H27年司法試験憲法の出題趣旨より引用です。私人が特定の表現行為を行ったことにより不利益な取り扱いを受けた場合に「一般に当該問題について意見等を述べることを萎縮させかねないこと(表現の自由に対する萎縮効果)をも踏まえた検討」することが求められています。初見では対応が難しい論点だと思いますので少し解説を加えます。

 

表現の自由と萎縮的効果についての一般論

表現の自由規制については「萎縮的効果」という言葉がよく用いられますが、典型的には、文面審査の場面かと思われます。

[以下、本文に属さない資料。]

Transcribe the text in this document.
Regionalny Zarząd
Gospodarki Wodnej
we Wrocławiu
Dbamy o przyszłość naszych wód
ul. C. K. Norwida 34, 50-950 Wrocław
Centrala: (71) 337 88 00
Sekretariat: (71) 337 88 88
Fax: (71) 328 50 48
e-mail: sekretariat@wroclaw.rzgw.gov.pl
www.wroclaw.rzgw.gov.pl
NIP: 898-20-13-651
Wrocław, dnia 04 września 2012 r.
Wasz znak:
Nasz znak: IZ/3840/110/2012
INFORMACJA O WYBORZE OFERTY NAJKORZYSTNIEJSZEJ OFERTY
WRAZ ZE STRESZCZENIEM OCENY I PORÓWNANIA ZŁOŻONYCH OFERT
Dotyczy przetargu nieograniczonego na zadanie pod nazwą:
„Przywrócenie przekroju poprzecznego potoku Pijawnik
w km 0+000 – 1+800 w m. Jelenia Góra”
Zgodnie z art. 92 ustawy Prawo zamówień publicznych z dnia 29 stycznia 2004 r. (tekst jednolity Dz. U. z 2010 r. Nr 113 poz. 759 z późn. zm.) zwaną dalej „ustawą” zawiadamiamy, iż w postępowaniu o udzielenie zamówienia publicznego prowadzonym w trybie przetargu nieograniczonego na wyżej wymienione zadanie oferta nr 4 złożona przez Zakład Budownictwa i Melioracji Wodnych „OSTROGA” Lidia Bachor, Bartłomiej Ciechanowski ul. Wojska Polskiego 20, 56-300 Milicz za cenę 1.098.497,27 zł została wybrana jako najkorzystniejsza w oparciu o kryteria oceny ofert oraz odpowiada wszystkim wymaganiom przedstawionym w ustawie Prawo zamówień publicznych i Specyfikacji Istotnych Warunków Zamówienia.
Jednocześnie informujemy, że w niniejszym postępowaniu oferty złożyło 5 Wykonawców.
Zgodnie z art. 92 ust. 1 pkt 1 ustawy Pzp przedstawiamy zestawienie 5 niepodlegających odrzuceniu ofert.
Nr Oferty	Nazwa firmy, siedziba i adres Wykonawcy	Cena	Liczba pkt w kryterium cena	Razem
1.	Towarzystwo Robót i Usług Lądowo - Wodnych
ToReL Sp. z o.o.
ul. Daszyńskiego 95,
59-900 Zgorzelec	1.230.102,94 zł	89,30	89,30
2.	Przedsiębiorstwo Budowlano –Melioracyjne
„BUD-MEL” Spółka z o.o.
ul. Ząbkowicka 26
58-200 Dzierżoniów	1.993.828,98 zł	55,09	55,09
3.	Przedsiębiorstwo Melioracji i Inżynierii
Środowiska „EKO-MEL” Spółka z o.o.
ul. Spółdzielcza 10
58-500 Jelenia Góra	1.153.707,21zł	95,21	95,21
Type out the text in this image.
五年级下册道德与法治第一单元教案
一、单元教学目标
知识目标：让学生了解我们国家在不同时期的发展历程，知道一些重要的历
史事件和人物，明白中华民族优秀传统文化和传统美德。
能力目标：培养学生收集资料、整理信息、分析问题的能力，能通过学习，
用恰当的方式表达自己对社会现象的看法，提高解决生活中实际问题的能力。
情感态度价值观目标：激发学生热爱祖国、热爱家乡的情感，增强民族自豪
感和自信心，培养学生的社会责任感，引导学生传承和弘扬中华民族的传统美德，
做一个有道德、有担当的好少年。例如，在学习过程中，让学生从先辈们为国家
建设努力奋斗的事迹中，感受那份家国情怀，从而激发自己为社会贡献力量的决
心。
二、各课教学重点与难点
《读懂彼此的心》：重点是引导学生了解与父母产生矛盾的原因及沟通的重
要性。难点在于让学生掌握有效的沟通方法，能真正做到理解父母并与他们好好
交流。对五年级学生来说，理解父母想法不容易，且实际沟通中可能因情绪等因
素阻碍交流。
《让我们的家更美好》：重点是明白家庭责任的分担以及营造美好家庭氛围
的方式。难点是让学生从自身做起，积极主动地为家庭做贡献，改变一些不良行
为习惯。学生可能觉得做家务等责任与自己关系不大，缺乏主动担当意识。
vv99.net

漠然不明確故に無効の法理は、表現に対する「萎縮的効果」をその根拠とします。このように、表現の自由に対する規制は、表現に対する萎縮を招くということは受験生に広く認知されています。

 

本問が適用違憲の問題であること

本問は、適用違憲の問題です。法令そのものの合憲性ではなく、法令に基づく権限に基づく具体的行為の合憲性が問題となります。本問のように「法令」の文言が問題文中に明示されないこともあります。そのような場合は、当該具体的行為の合憲性を端的に検討するようにしましょう。

 

なぜ「萎縮的効果」を明示的に論じるのか

文言上表現の自由を規制する法令が存在する場合、当該法令の存在自体がすでに表現の自由に対する萎縮的効果を有します(ここでいう「萎縮的効果」は一般的な語義であり、必ずしも違憲なものに限定しません)。しかし、文言上は表現の自由とは無関係な法令を根拠に特定表現をした者に対して不利益に取り扱った場合、当該取り扱いにより、初めて、表現に対する「萎縮的効果」が生じます。したがって、かかる不利益取り扱いの合憲性を検討する際には、当該取り扱いの名宛人に限らず、広く一般に対する「萎縮的効果」の問題を検討してほしいというのが出題趣旨の意図だと思われます。

 

過去問を適切に分析する

表現の自由」と「萎縮的効果」との関係は、潜在的に受験生の頭の中にあると思われますが、「文言上表現の自由と無関係な法令を根拠に特定表現をした者を不利益に取り扱った場合」、当該取り扱いが広く一般に対する「萎縮的効果」を有するという、いわゆる表現規制法令が存在する問題では当然の前提となっている問題について、明示的に論じなければならないということが、H27年憲法から得られるメッセージです。当時の受験生は初見であったため、こうした問題意識には手も足も出なかったものと思われます。しかし、既出である以上次はそうはいきません。過去問を適切に分析して周囲に差をつけましょう。